Peters chuckled and pressed the pistol barrel harder against Alex’s head. “I figured Dee got out a 911. Not that it really matters to either of you now. You won’t be around to do anything about them. Speed it up!”
That sealed it in Bree’s mind. She shifted her upper body toward Peters, hoping the sound and the country music would be enough to cover the rustle of jacket fabric as she drew the derringer and the soft click when she cocked the hammer.
Peters sat directly behind Alex. He looked at her as she shifted and then moved his gun her way. “How can I help, Chief Stone?” he said.
Bree pressed the double barrels of the derringer against the seat fabric and said, “You could tell us if they’re alive, for starters.”
“I could, but I won’t,” he said before shifting his aim back at Alex. “Out the gate. Take a right. It’s time to finish this.”
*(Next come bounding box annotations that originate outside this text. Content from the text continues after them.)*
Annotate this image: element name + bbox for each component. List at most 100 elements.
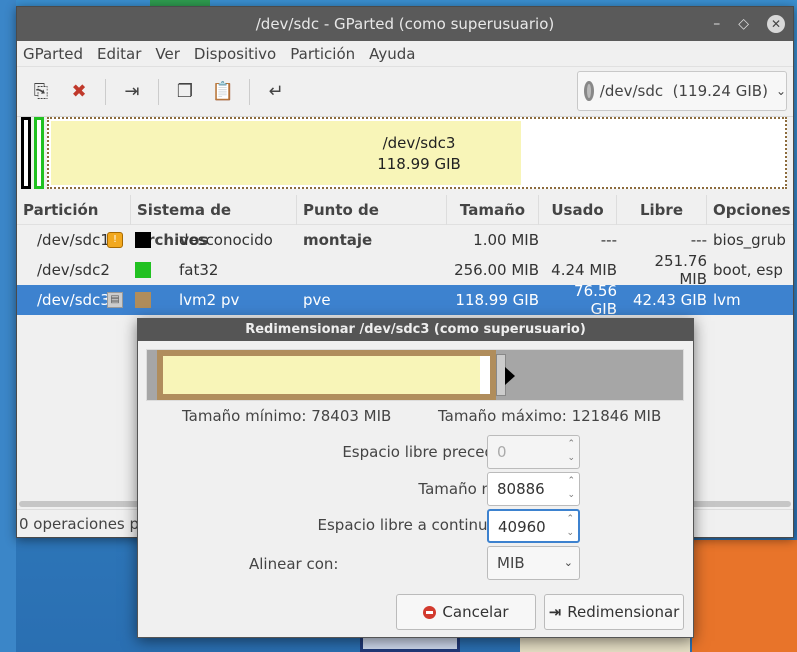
resize-graph[interactable]: [146, 349, 684, 401]
undo-button[interactable]: ↵: [262, 78, 290, 106]
menubar: GParted Editar Ver Dispositivo Partición…: [17, 41, 793, 67]
resize-dialog: Redimensionar /dev/sdc3 (como superusuar…: [137, 318, 694, 638]
align-select[interactable]: MIB ⌄: [487, 546, 580, 580]
warning-icon: !: [107, 232, 123, 248]
filesystem: desconocido: [179, 231, 273, 249]
flags: lvm: [713, 291, 741, 309]
mountpoint: pve: [303, 291, 331, 309]
fs-color-swatch: [135, 292, 151, 308]
free-following-input[interactable]: 40960 ⌃ ⌄: [487, 509, 580, 543]
column-header[interactable]: Sistema de archivos: [131, 194, 297, 249]
diskmap-label: /dev/sdc3 118.99 GIB: [49, 133, 789, 175]
window-controls: – ◇ ✕: [713, 7, 785, 41]
partition-table: Partición Sistema de archivos Punto de m…: [17, 194, 793, 318]
column-header[interactable]: Libre: [617, 194, 707, 225]
used: 4.24 MIB: [551, 261, 617, 279]
min-size-label: Tamaño mínimo: 78403 MIB: [182, 407, 392, 425]
chevron-down-icon: ⌄: [775, 84, 786, 98]
toolbar-separator: [158, 78, 159, 105]
free: ---: [690, 231, 707, 249]
toolbar-separator: [105, 78, 106, 105]
new-partition-icon: ⎘: [33, 81, 49, 102]
resize-partition-bar[interactable]: [157, 350, 496, 400]
delete-partition-button[interactable]: ✖: [65, 78, 93, 106]
menu-ayuda[interactable]: Ayuda: [369, 45, 415, 63]
table-row[interactable]: /dev/sdc1! desconocido 1.00 MIB --- --- …: [17, 225, 793, 255]
menu-particion[interactable]: Partición: [290, 45, 355, 63]
desktop-background-shape: [0, 0, 16, 652]
flags: boot, esp: [713, 261, 783, 279]
new-size-value: 80886: [497, 480, 545, 498]
spinner-arrows-icon[interactable]: ⌃ ⌄: [566, 512, 574, 540]
free-following-value: 40960: [498, 518, 546, 536]
diskmap-partition-sdc3[interactable]: /dev/sdc3 118.99 GIB: [47, 117, 787, 189]
column-header[interactable]: Opciones: [707, 195, 791, 225]
lock-icon: ▤: [107, 292, 123, 308]
used: ---: [600, 231, 617, 249]
partition-name: /dev/sdc1: [37, 231, 110, 249]
resize-move-button[interactable]: ⇥: [118, 78, 146, 106]
copy-icon: ❐: [176, 81, 194, 102]
diskmap-partition-sdc2[interactable]: [34, 117, 44, 189]
cancel-icon: [423, 605, 437, 619]
desktop-background-shape: [692, 540, 797, 652]
flags: bios_grub: [713, 231, 786, 249]
free: 251.76 MIB: [654, 252, 708, 288]
device-selector[interactable]: /dev/sdc (119.24 GIB) ⌄: [577, 71, 787, 111]
max-size-label: Tamaño máximo: 121846 MIB: [438, 407, 662, 425]
diskmap-partition-name: /dev/sdc3: [382, 134, 456, 152]
paste-icon: 📋: [211, 81, 235, 102]
delete-icon: ✖: [71, 81, 87, 102]
disk-icon: [584, 81, 594, 101]
fs-color-swatch: [135, 232, 151, 248]
menu-dispositivo[interactable]: Dispositivo: [194, 45, 276, 63]
diskmap-partition-sdc1[interactable]: [21, 117, 31, 189]
new-partition-button[interactable]: ⎘: [27, 78, 55, 106]
column-header[interactable]: Punto de montaje: [297, 194, 447, 249]
diskmap-partition-size: 118.99 GIB: [377, 155, 461, 173]
paste-button[interactable]: 📋: [209, 78, 237, 106]
resize-used-area: [163, 356, 490, 394]
table-row[interactable]: /dev/sdc2 fat32 256.00 MIB 4.24 MIB 251.…: [17, 252, 793, 288]
align-label: Alinear con:: [249, 555, 339, 573]
window-title: /dev/sdc - GParted (como superusuario): [255, 15, 555, 33]
new-size-input[interactable]: 80886 ⌃ ⌄: [487, 472, 580, 506]
partition-name: /dev/sdc3: [37, 291, 110, 309]
cancel-button[interactable]: Cancelar: [396, 594, 536, 630]
toolbar-separator: [249, 78, 250, 105]
size: 256.00 MIB: [454, 261, 539, 279]
disk-map: /dev/sdc3 118.99 GIB: [21, 117, 787, 189]
dialog-title: Redimensionar /dev/sdc3 (como superusuar…: [245, 322, 586, 337]
chevron-down-icon: ⌄: [563, 556, 573, 569]
spinner-arrows-icon: ⌃ ⌄: [567, 439, 575, 463]
used: 76.56 GIB: [574, 282, 617, 318]
table-row-selected[interactable]: /dev/sdc3 ▤ lvm2 pv pve 118.99 GIB 76.56 …: [17, 282, 793, 318]
resize-icon: ⇥: [548, 603, 562, 621]
size: 118.99 GIB: [455, 291, 539, 309]
spinner-arrows-icon[interactable]: ⌃ ⌄: [567, 474, 575, 502]
free: 42.43 GIB: [632, 291, 707, 309]
column-header[interactable]: Partición: [17, 194, 131, 225]
copy-button[interactable]: ❐: [171, 78, 199, 106]
partition-name: /dev/sdc2: [37, 261, 110, 279]
free-preceding-input: 0 ⌃ ⌄: [487, 435, 580, 469]
column-header[interactable]: Usado: [539, 194, 617, 225]
minimize-icon[interactable]: –: [713, 7, 720, 41]
resize-button[interactable]: ⇥ Redimensionar: [544, 594, 684, 630]
dialog-titlebar[interactable]: Redimensionar /dev/sdc3 (como superusuar…: [138, 319, 693, 341]
cancel-button-label: Cancelar: [442, 603, 509, 621]
free-preceding-value: 0: [497, 443, 507, 461]
menu-editar[interactable]: Editar: [97, 45, 141, 63]
fs-color-swatch: [135, 262, 151, 278]
size: 1.00 MIB: [473, 231, 539, 249]
resize-icon: ⇥: [124, 81, 140, 102]
window-titlebar[interactable]: /dev/sdc - GParted (como superusuario) –…: [17, 7, 793, 41]
resize-button-label: Redimensionar: [567, 603, 680, 621]
column-header[interactable]: Tamaño: [447, 194, 539, 225]
maximize-icon[interactable]: ◇: [738, 7, 749, 41]
close-icon[interactable]: ✕: [767, 15, 785, 33]
menu-ver[interactable]: Ver: [155, 45, 180, 63]
menu-gparted[interactable]: GParted: [23, 45, 83, 63]
undo-icon: ↵: [268, 81, 284, 102]
filesystem: lvm2 pv: [179, 291, 240, 309]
“It is,” Bree said and squeezed the trigger of the derringer.
The little gun barked and bucked in her hand as two. 45-caliber bullets blew through the seat. Both hit the rapist/kidnapper/killer square in the chest from less than three feet away.
Peters died instantaneously and the Colt dropped to the floor.
CHAPTER 105
FIVE MINUTES LATER, SIRENS WAILING and lights flashing, Deputy Janet Cafaro’s patrol car squealed up to the entrance of the old silica plant. She jumped out, eyes wide and staring at the Tahoe, which we’d parked and left running with the dead man inside.
My ears were still ringing from the double-barreled pistol going off in the car. I said, “He was going to take us somewhere and kill us. Bree saved our lives with that derringer. His gun’s there. Back seat on the floor.”
“That’s him?” she said. “The psycho you were after, for real?”
“For real,” Bree said. She was standing with her arms crossed in the shade about ten feet from the Tahoe. The derringer was on the hood. Our service weapons were back where we’d dropped them on the ground.
I said, “We need to search his body.”
Deputy Cafaro shook her head. “Not before a state homicide investigator is on the scene.”
Bree started toward her, feeling shaky from having to kill Peters but determined that no more girls would die because of him. “His victims are somewhere close by. He told us he had them in ‘airless places.’ He came on foot. He’s got dried mud caked on his lower pants and boots. Take photographs in situ with your phone and then let us search him. Please. If those girls are in airless places, do it for their sake.”
Cafaro hesitated. “I have to make a call, but then we’ll do it your way.”
She returned to the patrol car, called dispatch, and requested another patrol car, a county coroner, and a state homicide investigator sent to the scene. Then she pulled out her phone and got to work.